I’ve asked around the office -2 Taoists, 5 Buddists- and no one has heard of any specific taboo against broccoli mixed with chicken. :ponder:

I’ve tasted chicken with green beans, carrots, lotus, all kinds of greenery here, so i find teh reaction …baffling.

Myth

BUSTED!

Yes, examples of food combinations that are considered taboo based on traditional Chinese medicine are shrimp and pumpkin eaten together or crab and eggplant together. There’s a recent Hong Kong (or PRC?) suspense movie based on this premise involving a wife pressing this knowedge into service to get the better of her straying husband. (Can’t remember the name of the movie.) However, there’s no taboo against chicken and brocolli that I’m aware of.

i’d tell your friend to go get F*%$ed, she probably never held a pan in her sad life…
it really annoys the hell out of me when anyone who never cooks try to give advices

Chinese food is extremely varied…you could easily have cooked an authentic dish from another part of China that she has never seen/eaten before. Many foods and vegetables used here now were not part of traditional Taiwanese cusine. An interesting fact is that rice was rare until the early/mid part of the 20th century in Taiwan. I believe most people ate ‘Fan Shu’ or sweet potato which was probably the influence of the aboriginals and it’s supposedly very easy to grow in this climate. In addition cuisine varies quite a bit between Taiwanese, Hakka, mainlanders and aboriginals and also varies strongly in a line from North to South (down south the food gets stickier and stickier and more fermented). You’ll notice that stir fried sweet potato leaves are still a local favourite. In addition almost nobody ate beef until a few decades ago.

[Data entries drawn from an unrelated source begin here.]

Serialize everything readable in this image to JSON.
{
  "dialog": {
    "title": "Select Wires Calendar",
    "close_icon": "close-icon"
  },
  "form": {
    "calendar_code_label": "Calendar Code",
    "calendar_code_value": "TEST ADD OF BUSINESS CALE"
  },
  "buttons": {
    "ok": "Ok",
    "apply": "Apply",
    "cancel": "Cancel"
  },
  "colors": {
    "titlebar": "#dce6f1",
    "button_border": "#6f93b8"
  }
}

I’m pretty sure dumplings/mantou were quite rare until the mainlanders showed up

Certain things don’t go well together as foods…that’s common sense…there’s no point lumping in rice with noodles…unless all you want to eat is starch with your meal.

Interestingly, lots of ingredients we use daily in western cuisine originated in China … ingredients you’d never expect … because they are not used in Taiwan … blowheads!

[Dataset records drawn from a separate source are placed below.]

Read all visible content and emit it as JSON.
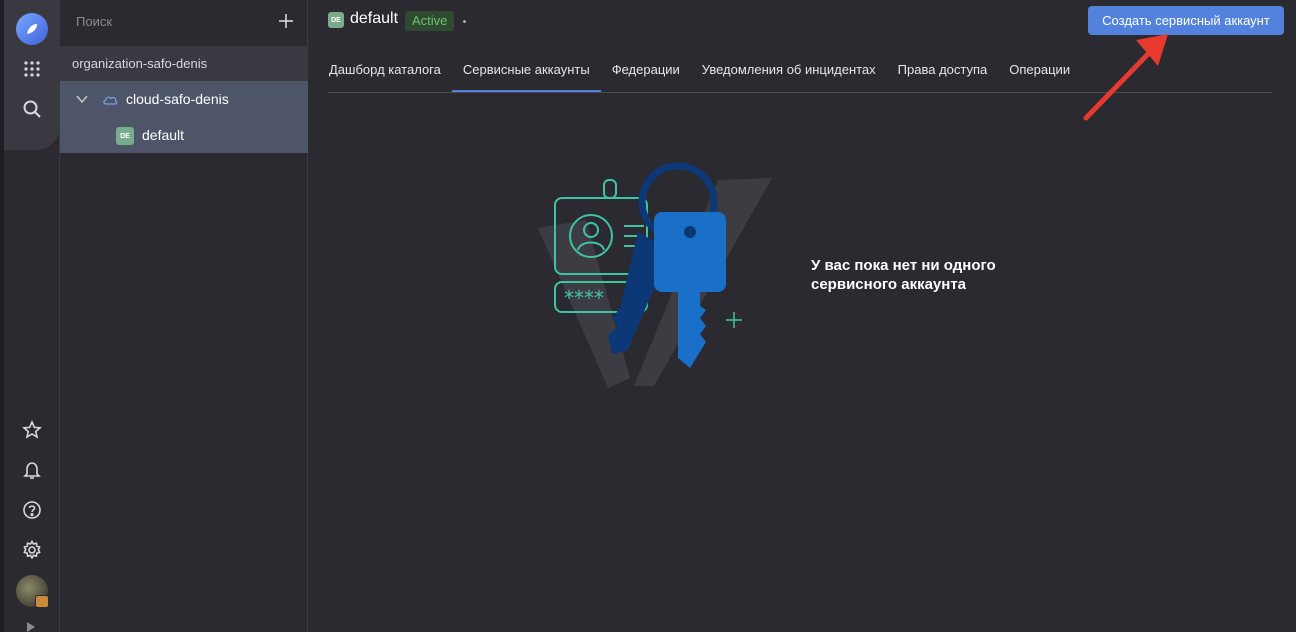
{
  "sidebar_tree": {
    "search_placeholder": "Поиск",
    "organization": "organization-safo-denis",
    "cloud": "cloud-safo-denis",
    "folder_badge": "DE",
    "folder": "default"
  },
  "header": {
    "badge": "DE",
    "title": "default",
    "status": "Active",
    "create_button": "Создать сервисный аккаунт"
  },
  "tabs": [
    {
      "label": "Дашборд каталога",
      "active": false
    },
    {
      "label": "Сервисные аккаунты",
      "active": true
    },
    {
      "label": "Федерации",
      "active": false
    },
    {
      "label": "Уведомления об инцидентах",
      "active": false
    },
    {
      "label": "Права доступа",
      "active": false
    },
    {
      "label": "Операции",
      "active": false
    }
  ],
  "empty_state": {
    "line1": "У вас пока нет ни одного",
    "line2": "сервисного аккаунта"
  },
  "colors": {
    "accent": "#5282dc",
    "status_green": "#6bc36b",
    "annotation_arrow": "#e8392f"
  }
}
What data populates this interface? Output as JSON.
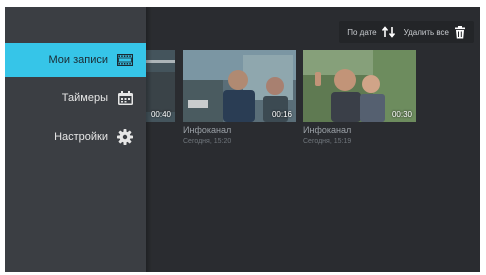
{
  "sidebar": {
    "items": [
      {
        "label": "Мои записи",
        "icon": "film-icon",
        "active": true
      },
      {
        "label": "Таймеры",
        "icon": "calendar-icon",
        "active": false
      },
      {
        "label": "Настройки",
        "icon": "gear-icon",
        "active": false
      }
    ]
  },
  "toolbar": {
    "sort_label": "По дате",
    "sort_icon": "sort-arrows-icon",
    "delete_all_label": "Удалить все",
    "delete_icon": "trash-icon"
  },
  "recordings": [
    {
      "duration": "00:40",
      "title": "",
      "date": ""
    },
    {
      "duration": "00:16",
      "title": "Инфоканал",
      "date": "Сегодня, 15:20"
    },
    {
      "duration": "00:30",
      "title": "Инфоканал",
      "date": "Сегодня, 15:19"
    }
  ],
  "colors": {
    "accent": "#36c5e8",
    "sidebar_bg": "#3b3e43",
    "content_bg": "#2a2c30"
  }
}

And to me vegetables in Taiwan are so boring, you have carrots and cabbage and more leafy vegetables, oh … and onions … more leafy veggies … ok, broccoli and cauliflower … that’s about it …

In Europe, we have so much more new exciting veggies right now, and all those colours and tastes … Taiwan is really boring ingredient wise …

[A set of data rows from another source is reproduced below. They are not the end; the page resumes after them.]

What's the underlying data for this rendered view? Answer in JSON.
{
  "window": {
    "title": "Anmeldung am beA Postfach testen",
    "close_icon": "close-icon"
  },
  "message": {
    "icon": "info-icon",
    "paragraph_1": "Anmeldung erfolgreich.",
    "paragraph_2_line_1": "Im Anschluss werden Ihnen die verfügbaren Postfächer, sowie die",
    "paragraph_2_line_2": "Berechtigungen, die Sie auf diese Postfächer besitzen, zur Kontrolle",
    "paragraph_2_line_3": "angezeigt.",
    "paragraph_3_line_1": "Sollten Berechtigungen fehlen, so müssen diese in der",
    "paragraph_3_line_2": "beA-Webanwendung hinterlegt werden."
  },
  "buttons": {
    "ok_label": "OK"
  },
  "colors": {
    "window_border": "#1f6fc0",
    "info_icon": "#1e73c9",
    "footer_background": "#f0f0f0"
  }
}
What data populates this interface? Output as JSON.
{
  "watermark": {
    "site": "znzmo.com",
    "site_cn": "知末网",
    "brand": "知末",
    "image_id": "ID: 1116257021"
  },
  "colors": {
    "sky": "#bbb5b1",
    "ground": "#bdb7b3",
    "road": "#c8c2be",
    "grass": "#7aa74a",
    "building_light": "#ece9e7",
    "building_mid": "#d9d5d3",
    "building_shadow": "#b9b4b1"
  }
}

Mushroom choice is almost ok tho …

[quote=“headhonchoII”]Chinese food is extremely varied…you could easily have cooked an authentic dish from another part of China that she has never seen/eaten before. Many foods and vegetables used here now were not part of traditional Taiwanese cusine. An interesting fact is that rice was rare until the early/mid part of the 20th century in Taiwan. I believe most people ate ‘Fan Shu’ or sweet potato which was probably the influence of the aboriginals and it’s supposedly very easy to grow in this climate. In addition cuisine varies quite a bit between Taiwanese, Hakka, mainlanders and aboriginals and also varies strongly in a line from North to South (down south the food gets stickier and stickier and more fermented). You’ll notice that stir fried sweet potato leaves are still a local favourite. In addition almost nobody ate beef until a few decades ago. I’m pretty sure dumplings/mantou were quite rare until the mainlanders showed up

Certain things don’t go well together as foods…that’s common sense…there’s no point lumping in rice with noodles…unless all you want to eat is starch with your meal.[/quote]

We do rice and beans and noodles.

The OP’s friend probably meant she thought the way you cooked the dish was odd. When I first cooked what I considered to be Chinese food in China, my Chinese friends were all amazed at how oddly we Westerners cooked. I didn’t chop the meat and vegetables the correct way, I put ingredients together that they would not, and I put too many ingredients in one dish. A stir-fry should not have many different vegetables, for example (according to them), just one plus maybe some onions.

For a tribe that will pretty much eat everything above, below, and in the midst of, the sun, it’s full frontal hypocrisy for any mouth morsel to be called taboo.

Padded Bras should be taboo, yet we won't get very far with that, now will we?